5 reflexões sobre foco, segmentação e diversificação no varejo

Foco no varejo

O dilema é clássico. Quando é tempo de focar ou segmentar e diversificar? Quando uma empresa está madura para avançar do foco em sua operação tradicional e avançar estrategicamente para segmentar ou diversificar?

No mercado brasileiro, a Renner, criada em 1981, evoluiu e consolidou seu modelo de loja de departamentos focada em moda, com majoritária participação de marcas próprias antes de considerar outros formatos, canais e marcas, mas hoje opera Camicado, Youcom e Ashua no Brasil e, mais recentemente, passou a operar também no Uruguai e Argentina, em sua primeira incursão internacional.

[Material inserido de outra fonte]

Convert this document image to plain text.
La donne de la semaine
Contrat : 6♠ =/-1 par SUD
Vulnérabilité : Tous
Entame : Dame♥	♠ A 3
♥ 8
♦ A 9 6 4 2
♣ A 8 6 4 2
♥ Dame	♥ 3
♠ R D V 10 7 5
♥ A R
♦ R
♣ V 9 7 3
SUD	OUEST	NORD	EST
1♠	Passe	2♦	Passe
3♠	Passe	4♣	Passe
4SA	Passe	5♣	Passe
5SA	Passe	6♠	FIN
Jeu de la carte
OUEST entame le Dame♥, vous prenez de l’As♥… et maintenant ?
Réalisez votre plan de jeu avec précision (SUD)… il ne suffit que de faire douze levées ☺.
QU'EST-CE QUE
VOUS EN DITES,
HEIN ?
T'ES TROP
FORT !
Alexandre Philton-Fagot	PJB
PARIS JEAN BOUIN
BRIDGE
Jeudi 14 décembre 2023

O espanhol Grupo Inditex, controlador da Zara, evoluiu rapidamente em sua proposta de diversificação de formatos, canais e marcas e opera também Massimo Dutti, Stradivarius, Zara Home, Pull and Bear, Oysho, Bershka, entre outras em mais de 7 mil lojas em 96 países, numa proposta de segmentar conceitos, marcas e formatos, totalmente baseado num modelo de negócio próprio com 100% das vendas em marcas próprias.

Também da Espanha, fundada em 1940, o El Corte Inglés, concentrou em seu formato original de lojas tradicionais de departamentos e expandiu conceitos dentro da Espanha incluindo formatos, marcas, canais, como supermercados, conveniência, artigos para o lar, moda e negócios, envolvendo também serviços como telefonia, informática e agência de viagens, tornando-se líder inconteste em seu país antes de expandir para fora, em Portugal.

Mesmo caminho das chilenas Falabella e Cencosud, que ampliaram e diversificaram seus formatos, marcas e negócios de varejo e serviços financeiros, incluindo marcas próprias liderando sua atuação naquele país, antes de expandirem na América do Sul.

Em Portugal, o Sonae tornou-se líder com os super e hipermercados Continente e evoluiu para incorporar formatos, marcas, canais e negócios diversos como foodservice, pet, farmácias, serviços médicos e odontológicos, atividades financeiras, papelaria, eletroeletrônicos, artigos esportivos e serviços automotivos. Além de ampla atuação com marcas próprias.

No Brasil, o grupo Guararapes,controlador da Riachuelo, desenvolveu seu modelo quase único no mundo de integração vertical do fio ao carnê, como gosta de enfatizar, das lojas focadas em moda, com dominância de marcas, cartão e produção próprios antes de considerar qualquer diversificação ou segmentação.

E, aparentemente, agora irá operar um novo negócio com lojas exclusivas da Carter’s, quando também seu banco, evolução da operação financeira Midway está prestes a ser aprovado pelas autoridades.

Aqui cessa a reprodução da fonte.